Given that the demand for cyber security talent is growing at a pace far exceeding the supply, our research shows that companies are willing to loosen their purse strings as a means to attract, engage and retain top cyber security talent. In 73% of cases, individuals who were hired into cyber security roles before 2018 were paid higher than those who were hired in 2018. Those hired in 2017 were paid 15% higher than those in 2018. We believe this is driven by a combination of merit increases and promotions reflecting the value of this role and retention bonuses to prevent in-demand talent from being poached by competitors.
Some of the most in-demand cyber security skills with significant pay premiums include:
- Penetration testing & Ethical hacking
- Security architecture
- Application security
- Threat hunting & Intelligence
Developing a Cyber Security Talent Strategy
The risk associated with cyber security is acute, causing many organizations to formulate talent strategies to combat this largely unpredictable threat. Given the high-demand for cyber roles, it’s important for companies to develop a human capital action plan focused on cyber security. Here are our tips for getting started:
- Organizational Planning: Facilitate organizational planning sessions with IT leadership. They will know the details of what’s required to meet their objectives, but you can help articulate the structure and roles. A key consideration when designing your organization structure for IT security will be the reporting relationship. Most commonly, we find the top information security executive will be a direct report to the CIO. This helps ensure that cyber security is getting the level of attention it deserves.
- Staffing and Sourcing: The predicted shortage of available talent means organizations will need to be more creative when defining action plans for staffing and sourcing. Recognizing that this demand for information security workers is a long-term problem, some organizations have adopted a ‘grow your own’ approach for sourcing talent by selecting based on aptitude and potential and then investing heavily in training.
- Compensation Plan Design: There are a number of rewards implications to consider with this new role, including:
- Eligibility: Not all jobs in the IT security family are facing the same challenges, and reward programs needed in one area are not necessarily needed in another.
- Market positioning: To compete more effectively in highly competitive markets, some companies target pay levels higher than what is outlined in the salary survey. For example, you may position the pay for most jobs near the median of the market data, but then look to the 75th percentile of the market data for cyber security jobs.
- Market data sources: Don’t rely on a generalized benchmarking salary survey to market price these critical jobs. The Global Cyber Security Compensation and Talent Survey is focused strictly on the market data needs for information security and will carry a higher degree of credibility with your business partners in IT.

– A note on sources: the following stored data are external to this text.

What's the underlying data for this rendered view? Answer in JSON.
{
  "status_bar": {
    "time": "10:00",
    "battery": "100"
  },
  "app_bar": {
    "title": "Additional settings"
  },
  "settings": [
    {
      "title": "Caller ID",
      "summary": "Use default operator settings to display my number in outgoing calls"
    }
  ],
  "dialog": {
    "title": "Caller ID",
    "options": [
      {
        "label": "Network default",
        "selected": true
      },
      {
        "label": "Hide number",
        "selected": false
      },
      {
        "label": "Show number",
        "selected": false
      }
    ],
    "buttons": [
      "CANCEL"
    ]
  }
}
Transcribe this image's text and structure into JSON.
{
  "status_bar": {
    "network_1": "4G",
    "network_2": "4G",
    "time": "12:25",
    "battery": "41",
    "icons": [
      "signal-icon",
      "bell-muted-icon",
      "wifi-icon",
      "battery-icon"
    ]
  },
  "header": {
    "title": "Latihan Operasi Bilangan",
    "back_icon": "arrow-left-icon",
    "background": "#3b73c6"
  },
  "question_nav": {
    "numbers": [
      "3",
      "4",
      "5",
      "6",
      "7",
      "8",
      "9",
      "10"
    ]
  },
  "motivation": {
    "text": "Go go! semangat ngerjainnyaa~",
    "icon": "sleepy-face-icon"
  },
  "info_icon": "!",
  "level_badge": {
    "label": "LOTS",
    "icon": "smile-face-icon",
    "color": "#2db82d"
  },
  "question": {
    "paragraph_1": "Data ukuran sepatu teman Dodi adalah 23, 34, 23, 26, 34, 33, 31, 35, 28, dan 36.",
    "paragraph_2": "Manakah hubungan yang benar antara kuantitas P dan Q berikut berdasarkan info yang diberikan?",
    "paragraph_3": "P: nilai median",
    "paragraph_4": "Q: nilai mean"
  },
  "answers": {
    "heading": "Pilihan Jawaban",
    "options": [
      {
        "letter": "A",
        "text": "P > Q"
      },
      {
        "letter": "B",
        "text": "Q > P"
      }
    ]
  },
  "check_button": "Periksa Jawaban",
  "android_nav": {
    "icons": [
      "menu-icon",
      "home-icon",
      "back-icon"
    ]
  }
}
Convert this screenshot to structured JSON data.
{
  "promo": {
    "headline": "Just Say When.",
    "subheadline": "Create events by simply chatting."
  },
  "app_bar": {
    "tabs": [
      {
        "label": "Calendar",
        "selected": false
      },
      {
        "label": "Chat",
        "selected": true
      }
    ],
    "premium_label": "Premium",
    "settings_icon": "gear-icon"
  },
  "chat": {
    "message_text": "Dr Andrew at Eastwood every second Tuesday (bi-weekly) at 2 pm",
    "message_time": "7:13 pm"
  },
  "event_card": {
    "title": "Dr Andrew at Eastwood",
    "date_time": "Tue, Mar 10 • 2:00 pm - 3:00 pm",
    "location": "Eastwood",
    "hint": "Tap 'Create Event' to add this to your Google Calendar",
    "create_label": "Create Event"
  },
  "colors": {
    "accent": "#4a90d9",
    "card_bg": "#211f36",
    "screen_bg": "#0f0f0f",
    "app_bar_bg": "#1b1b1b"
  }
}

- Compensation components: Using incentives for cyber security professionals might help you drive better attraction or retention. In some cases, you may want to consider extending your long-term incentive plans to include information security.
- New hire and retention: Consider special compensation actions such as sign-on bonuses and retention bonus plans, which can help your organization attract and retain key contributors.
The business risks associated with cyber threats are increasingly more significant — regardless of geography, size or industry. Understanding cyber security trends and developing a talent strategy to meet the growing demand for cyber security talent will serve your organization well in the long term.